Inequality thought leaders agree that it is a crisis that cannot be ignored. Stiglitz insists it must be added to the Millennium Development Goals and he is part of a growing consensus that at the very least equality inducing tax structures and regulation of capital are part of the answer.
Those are perhaps complex policy issues that no doubt will be debated at the highest levels of economic and political institutions. What we cannot ignore are those things more directly in control of some of the grass roots institutions who ultimately may have a bigger effect on defusing the crisis. Here I am thinking of companies themselves, more specifically those things that labour and capital could do jointly. The obvious are the de-commoditisation of labour and the pegging down of shareholder expectations to a cost+ benchmark. These are fundamental principles of common purpose and common fate that automatically address perceptions of inequality. Other obvious “equalisers” are the promotion of small business and discouraging big capital formations.

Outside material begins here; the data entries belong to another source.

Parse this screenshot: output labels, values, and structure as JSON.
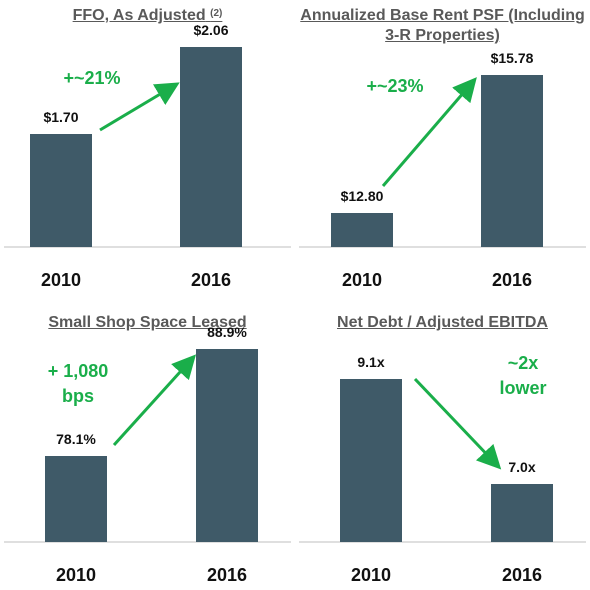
{
  "chart_data": [
    {
      "type": "bar",
      "title": "FFO, As Adjusted",
      "title_superscript": "(2)",
      "categories": [
        "2010",
        "2016"
      ],
      "values": [
        1.7,
        2.06
      ],
      "value_labels": [
        "$1.70",
        "$2.06"
      ],
      "annotation": [
        "+~21%"
      ],
      "annotation_color": "#1aae4a",
      "arrow_direction": "up",
      "bar_color": "#3f5a68"
    },
    {
      "type": "bar",
      "title": "Annualized Base Rent PSF (Including 3-R Properties)",
      "title_lines": [
        "Annualized Base Rent PSF (Including",
        "3-R Properties)"
      ],
      "categories": [
        "2010",
        "2016"
      ],
      "values": [
        12.8,
        15.78
      ],
      "value_labels": [
        "$12.80",
        "$15.78"
      ],
      "annotation": [
        "+~23%"
      ],
      "annotation_color": "#1aae4a",
      "arrow_direction": "up",
      "bar_color": "#3f5a68"
    },
    {
      "type": "bar",
      "title": "Small Shop Space Leased",
      "categories": [
        "2010",
        "2016"
      ],
      "values": [
        78.1,
        88.9
      ],
      "value_labels": [
        "78.1%",
        "88.9%"
      ],
      "annotation": [
        "+ 1,080",
        "bps"
      ],
      "annotation_color": "#1aae4a",
      "arrow_direction": "up",
      "bar_color": "#3f5a68"
    },
    {
      "type": "bar",
      "title": "Net Debt / Adjusted EBITDA",
      "categories": [
        "2010",
        "2016"
      ],
      "values": [
        9.1,
        7.0
      ],
      "value_labels": [
        "9.1x",
        "7.0x"
      ],
      "annotation": [
        "~2x",
        "lower"
      ],
      "annotation_color": "#1aae4a",
      "arrow_direction": "down",
      "bar_color": "#3f5a68"
    }
  ]
}
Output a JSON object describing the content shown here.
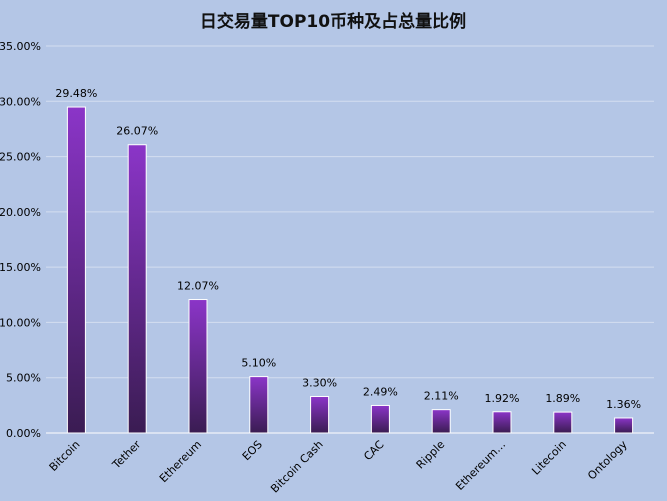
{
  "chart_data": {
    "type": "bar",
    "title": "日交易量TOP10币种及占总量比例",
    "xlabel": "",
    "ylabel": "",
    "ylim": [
      0,
      0.35
    ],
    "yticks": [
      "0.00%",
      "5.00%",
      "10.00%",
      "15.00%",
      "20.00%",
      "25.00%",
      "30.00%",
      "35.00%"
    ],
    "categories": [
      "Bitcoin",
      "Tether",
      "Ethereum",
      "EOS",
      "Bitcoin Cash",
      "CAC",
      "Ripple",
      "Ethereum…",
      "Litecoin",
      "Ontology"
    ],
    "values": [
      0.2948,
      0.2607,
      0.1207,
      0.051,
      0.033,
      0.0249,
      0.0211,
      0.0192,
      0.0189,
      0.0136
    ],
    "data_labels": [
      "29.48%",
      "26.07%",
      "12.07%",
      "5.10%",
      "3.30%",
      "2.49%",
      "2.11%",
      "1.92%",
      "1.89%",
      "1.36%"
    ],
    "grid": true,
    "legend": "none"
  },
  "colors": {
    "background": "#b4c6e6",
    "bar_top": "#8b35c8",
    "bar_bottom": "#3a1c52",
    "bar_border": "#ffffff",
    "gridline": "#d4def0",
    "axis": "#ffffff",
    "text": "#000000"
  }
}
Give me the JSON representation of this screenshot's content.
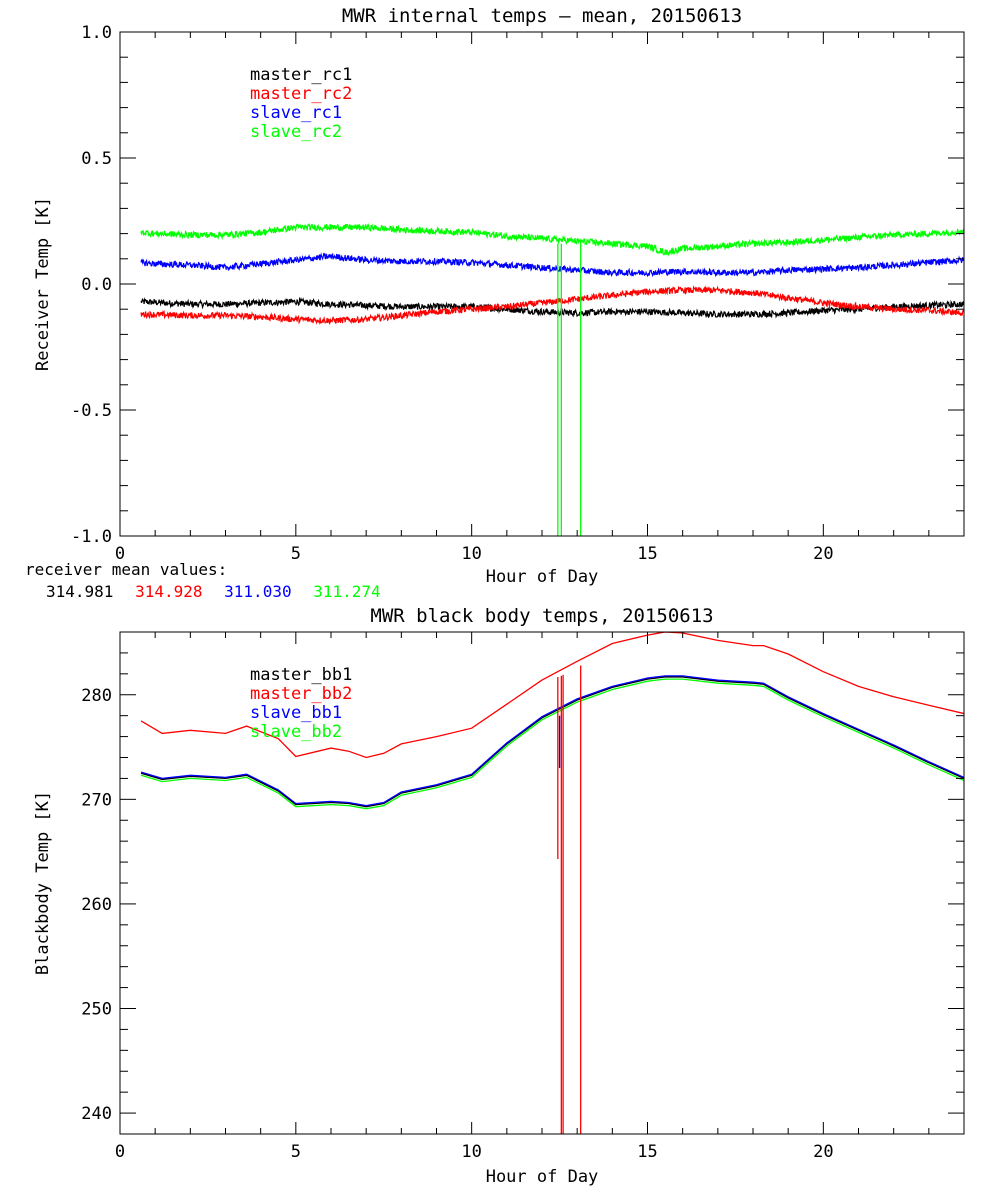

There is an ominous note for South Africa in the Stiglitz article. While there is no conclusive evidence that inequality automatically leads to social unrest and public violence, these become more likely when there is what he terms “horizontal” inequality, or inequality between definable groups within a society – such as ethnic, cultural, religious or geographic groupings.
This may appear to support current South African coercive policies to address past imbalances. But that is simply treating symptoms and not causes. Our obsession with the past and with ethnicity ignores the reality that it is a global phenomenon. Blindly focussing on one symptom without addressing the underlying global virus could be disastrously counter-productive in a country purported to have the highest inequality in the world.
In a blatant re-saddling of my latest hobby horse, reflection makes me wonder whether the French Revolutionaries had more insight than one may have expected for their time. For their three pillared clarion call included fraternity, a concept completely ignored in economic thinking.
Perhaps it should be re-examined. On a human scale it is, after all, the same as empathy.